The naive approach is to examine each object in the batch, see if the given object is an ancestor, and keep it aside. This would not be too efficient... It carries an overhead of O(N*N), where N is the number of objects.
Another approach is the recursive one, meaning search for the object's direct children and repeat the process for the next level. Unfortunately the tree is unidirectional... there's no direct approach to the children, and this would be only slightly less costly than the previous approach.
My question: Is there an efficient algorithm I'm overlooking here?
Thanks,
Yuval =8-)
As others have mentioned, build a hashtable/map of objects to a list of their (direct) children.
From there you can easily lookup a list of direct children of your "target object", and then for each object in the list, repeat the process.
Here's how I did it in Java and using generics, with a queue instead of any recursion:
public static Set<Node> findDescendants(List<Node> allNodes, Node thisNode) {
// keep a map of Nodes to a List of that Node's direct children
Map<Node, List<Node>> map = new HashMap<Node, List<Node>>();
// populate the map - this is O(n) since we examine each and every node
// in the list
for (Node n : allNodes) {
Node parent = n.getParent();
if (parent != null) {
List<Node> children = map.get(parent);
if (children == null) {
// instantiate list
children = new ArrayList<Node>();
map.put(parent, children);
}
children.add(n);
}
}
// now, create a collection of thisNode's children (of all levels)

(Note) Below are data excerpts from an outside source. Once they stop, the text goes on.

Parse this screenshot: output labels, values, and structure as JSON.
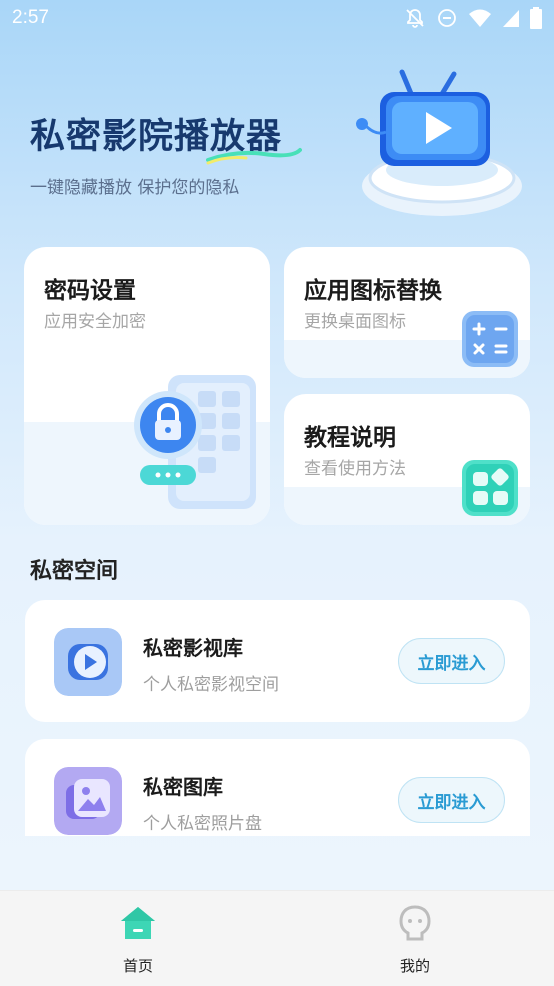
{
  "status_bar": {
    "time": "2:57"
  },
  "hero": {
    "title": "私密影院播放器",
    "subtitle": "一键隐藏播放 保护您的隐私"
  },
  "cards": {
    "password": {
      "title": "密码设置",
      "subtitle": "应用安全加密"
    },
    "icon_swap": {
      "title": "应用图标替换",
      "subtitle": "更换桌面图标"
    },
    "tutorial": {
      "title": "教程说明",
      "subtitle": "查看使用方法"
    }
  },
  "private_space": {
    "title": "私密空间",
    "items": [
      {
        "title": "私密影视库",
        "subtitle": "个人私密影视空间",
        "button": "立即进入"
      },
      {
        "title": "私密图库",
        "subtitle": "个人私密照片盘",
        "button": "立即进入"
      }
    ]
  },
  "bottom_nav": {
    "items": [
      {
        "label": "首页",
        "active": true
      },
      {
        "label": "我的",
        "active": false
      }
    ]
  },
  "colors": {
    "accent": "#2a9bd3",
    "home_active": "#3dd6b5",
    "title_dark": "#17396e"
  }
}
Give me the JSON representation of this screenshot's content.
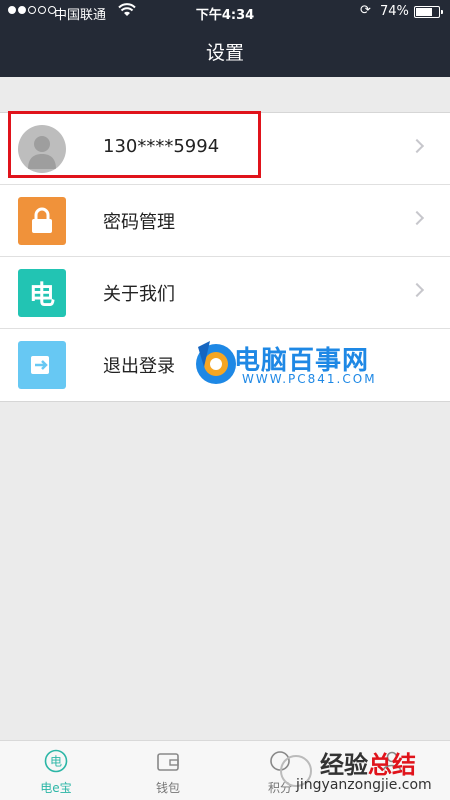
{
  "status_bar": {
    "carrier": "中国联通",
    "time": "下午4:34",
    "battery_percent": "74%",
    "battery_level": 0.74,
    "signal_bars_filled": 2,
    "signal_bars_total": 5
  },
  "nav": {
    "title": "设置"
  },
  "settings": {
    "items": [
      {
        "label": "130****5994",
        "icon": "avatar-icon"
      },
      {
        "label": "密码管理",
        "icon": "lock-icon",
        "color": "#f0923a"
      },
      {
        "label": "关于我们",
        "icon": "dian-icon",
        "glyph": "电",
        "color": "#22c4b3"
      },
      {
        "label": "退出登录",
        "icon": "exit-icon",
        "color": "#67c8f3"
      }
    ]
  },
  "watermark_top": {
    "title": "电脑百事网",
    "url": "WWW.PC841.COM"
  },
  "tabbar": {
    "tabs": [
      {
        "label": "电e宝",
        "icon": "dian-e-bao-icon",
        "glyph": "电"
      },
      {
        "label": "钱包",
        "icon": "wallet-icon"
      },
      {
        "label": "积分",
        "icon": "points-icon"
      },
      {
        "label": "",
        "icon": "me-icon"
      }
    ]
  },
  "watermark_bottom": {
    "line1_black": "经验",
    "line1_red": "总结",
    "url": "jingyanzongjie.com"
  },
  "colors": {
    "header_bg": "#242a36",
    "highlight_border": "#e0131b",
    "accent": "#2bb6a6"
  }
}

Set<Node> allChildren = new HashSet<Node>();
// keep a "queue" of nodes to look at
List<Node> nodesToExamine = new ArrayList<Node>();
nodesToExamine.add(thisNode);
while (nodesToExamine.isEmpty() == false) {
// pop a node off the queue
Node node = nodesToExamine.remove(0);
List<Node> children = map.get(node);
if (children != null) {
for (Node c : children) {
allChildren.add(c);
nodesToExamine.add(c);
}
}
}
return allChildren;
}
The expected execution time is something between O(n) and O(2n), if I remember how to calculate that right. You're guaranteed to look at every node in the list, plus a few more operations to find all of the descendants of your node - in the worst case (if you run the algorithm on the root node) you are looking at every node in the list twice.